The company has a small market capitalization of $2.47 billion, but interest has been growing over the last year. This stock has almost doubled in price over the last 52 weeks, putting it beyond the radar of many alternative investors today.

So why should investors consider this stock that is beyond the bargain sweet spot of $10? It’s all in the dividend…

Clearway has generated strong revenue growth over the last five fiscal years, from $589 million in 2014, up to $1.12 billion in annual revenue at the end of 2018. This strong growth, along with a gross profit margin of 34.73% could help to protect the dividend moving forward. The dividend currently creates a yield of 3.67%, making it attractive for budget-minded investors who want a stock that can provide stable returns.
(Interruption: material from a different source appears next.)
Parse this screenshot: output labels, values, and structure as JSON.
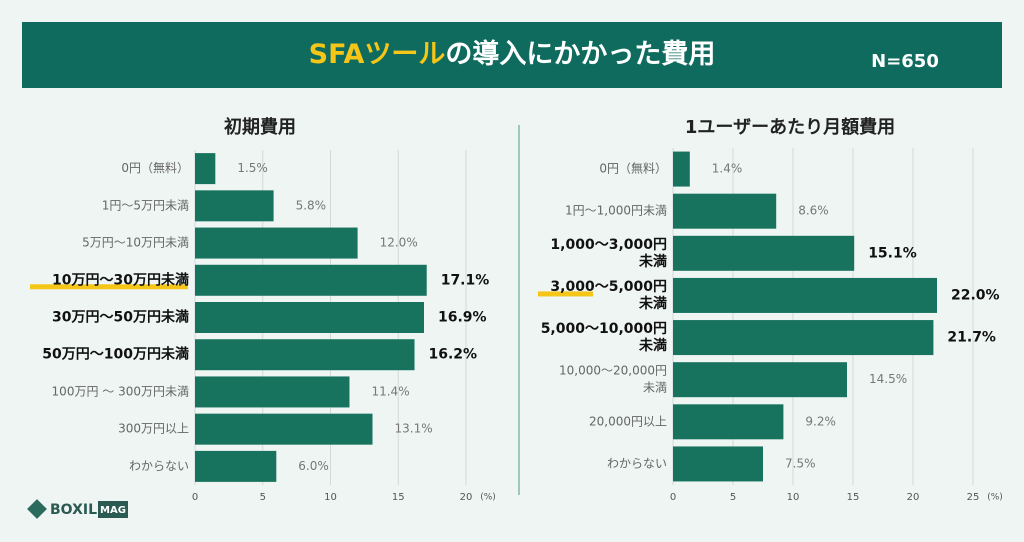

Even beyond the dividend, Clearway has potential to grow, especially when considering that alternative energy sources are expected to provide the majority of the world’s electricity within the next 50 years. With all things considered, this stock is still a ‘bargain’ at its price today, and every alternative investor should take a closer look in February.

Key Data:

  • 1 Year Price Growth: 46%
  • YTD Price Growth: 12%
  • 3 Month Price Growth: 56%

All information is based on current and historical market data, as well as publicly available financial data. As with any financial decision, your own research is important. Stock market outcomes can never be 100% accurately predicted. Familiarity with historical data, individual industries, and individual stocks is key to developing a robust portfolio. Note that stock prices can fluctuate rapidly during trading sessions.